Cops 'Help' Naked, Possibly-Suicidal Schizophrenic Man By Tasing Him To Death

"Excited delirium" makes an appearance in another case where medical help for a mentally ill person was sought, but instead, police arrived and delivered someone to an early grave. (h/t Radley Balko)
22-year-old Adam Trammell was spotted wandering the halls of his group home completely naked. Feeling the young man was experiencing a psychotic break, the neighbor whose door Trammell had knocked on called the police. When officers arrived, they found Trammell in a distinctly non-threatening state: naked in the shower.
The first officer to reach for Trammell was pushed away. After that, the deluge began.
Two West Milwaukee police officers who broke down a mentally ill man's door and tased him in the shower 18 times before he died will not be criminally charged, Milwaukee County District Attorney John Chisholm has decided.
More than 30 minutes elapsed between the first time the officers deployed their Tasers and the time Adam Trammell lost consciousness in the hallway of his apartment building, known to officers as a place that housed people with mental illnesses, according to police reports.
In between, Trammell suffered a black eye, a broken rib and more than two dozen cuts and bruises, according to the medical examiner's report.
On the officers' body camera footage, Trammell can be heard screaming in agony.
He spent some of his last conscious moments vomiting profusely.
As is noted in the article, none of the officers will be charged. The DA's office [PDF] has already cleared them of wrongdoing, claiming the force was not excessive and there was no malicious intent present in responding officers. All they wanted to do was "help." And they helped the only way they knew how: by hurting.
Trammell did not respond to verbal commands, so naturally officers deployed their Tasers, hitting a naked, wet man standing in his own bathroom multiple times with five-second cycles. In between tasings, Trammell was told to "relax" and stand up. Officers claim in the recap [PDF] of the body cam video that Trammell was "resisting" and "not following orders." In order to achieve their goal of bringing Trammell to a waiting ambulance, officers felt the need to tase Trammell roughly every 30 seconds for nine straight minutes.
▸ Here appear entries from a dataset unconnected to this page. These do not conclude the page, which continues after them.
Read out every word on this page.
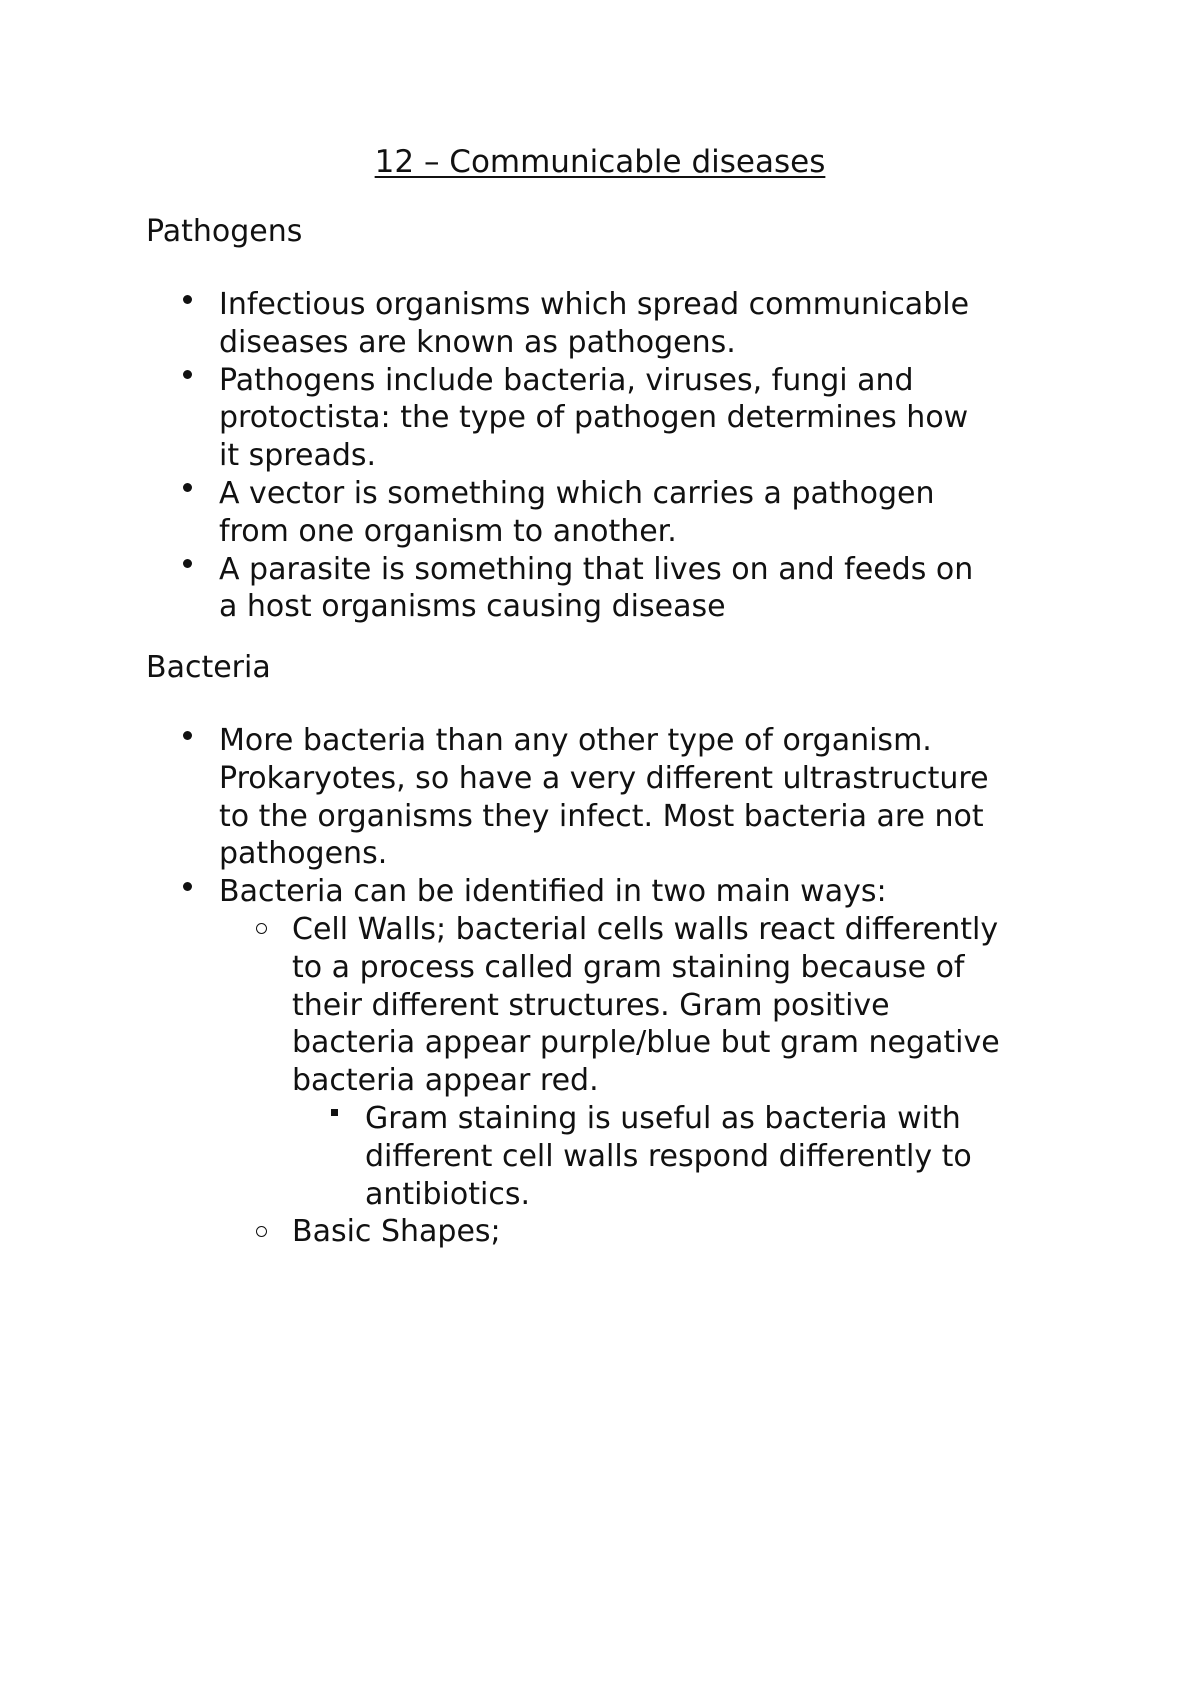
12 – Communicable diseases
Pathogens
Infectious organisms which spread communicable
diseases are known as pathogens.
Pathogens include bacteria, viruses, fungi and
protoctista: the type of pathogen determines how
it spreads.
A vector is something which carries a pathogen
from one organism to another.
A parasite is something that lives on and feeds on
a host organisms causing disease
Bacteria
More bacteria than any other type of organism.
Prokaryotes, so have a very different ultrastructure
to the organisms they infect. Most bacteria are not
pathogens.
Bacteria can be identified in two main ways:
Cell Walls; bacterial cells walls react differently
to a process called gram staining because of
their different structures. Gram positive
bacteria appear purple/blue but gram negative
bacteria appear red.
Gram staining is useful as bacteria with
different cell walls respond differently to
antibiotics.
Basic Shapes;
The coroner's report cleared the officers. Manner of death: undetermined. Cause of death? Excited delirium. The DA's report notes there is some skepticism about whether or not "excited delirium" is a real thing (rather than a convenient cause of death determination hand-rolled by Taser's in-house counsel) but ultimately decides to side with the coroner. This means the DA has decided to side with Taser against science, as no medical body (the American Medical Association and American Psychological Association) recognizes "excited delirium" as an authentic medical condition.
If nothing else, the actions taken by the responding officers appears to violate departmental policy. According to the policy quoted in the DA's report, officers are instructed to minimize use of restraint or engage in physical struggles. They are also supposed to hold off on Taser deployments until EMS is on the scene, and then only if absolutely necessary to approach the subject. Officers are also told to use force only in cases where the subject presents a danger to others.
In this case, the EMS unit does not appear to have arrived until after the routine, repeated tasings began. Considering Trammell's condition and location -- soaking wet in bathroom whose floor was "covered with water" -- the decision to deploy an electric shock seems to have posed more danger to Trammell and the officers than anything Trammell himself was doing, or could possibly have done. According to police reports, no one officers spoke to expressed a concern Trammell might harm others. Every single person recorded stated they were worried Trammell might harm himself. If this was the only concern, allowing the situation to de-escalate would not have resulted in harm to Trammell, who was naked, contained in a small room, with no apparent access to weapons.
Even the Taser deployments were sloppy. An additional Taser deployment, triggered by one officer after a discussion with other officers about the limited utility of their Tasers, is given the instant exoneration treatment in the officer's report. The unbelievable wordsmithery conjures up a dangerous electronic device that apparently triggers itself if it senses people are talking about it.
Rohleder pulled the trigger of his Taser one more time from the hallway, while the leads to its wires were still embedded in Trammell's body. Rohleder told investigators "this was not an intentional deployment, but occurred spontaneously when the West Allis police asked him if the Taser wires were still connected," according to Chisholm's letter.
No officers will be charged. It's quite possible no one will even be disciplined, despite their inability to follow internal policies. A man who posed no threat to anyone but himself died at the hands of officers who simply couldn't fathom why a schizophrenic man who was found wandering the halls naked muttering about the devil wouldn't quickly respond to shouted commands by strangers who had barged into his bathroom to "save" him.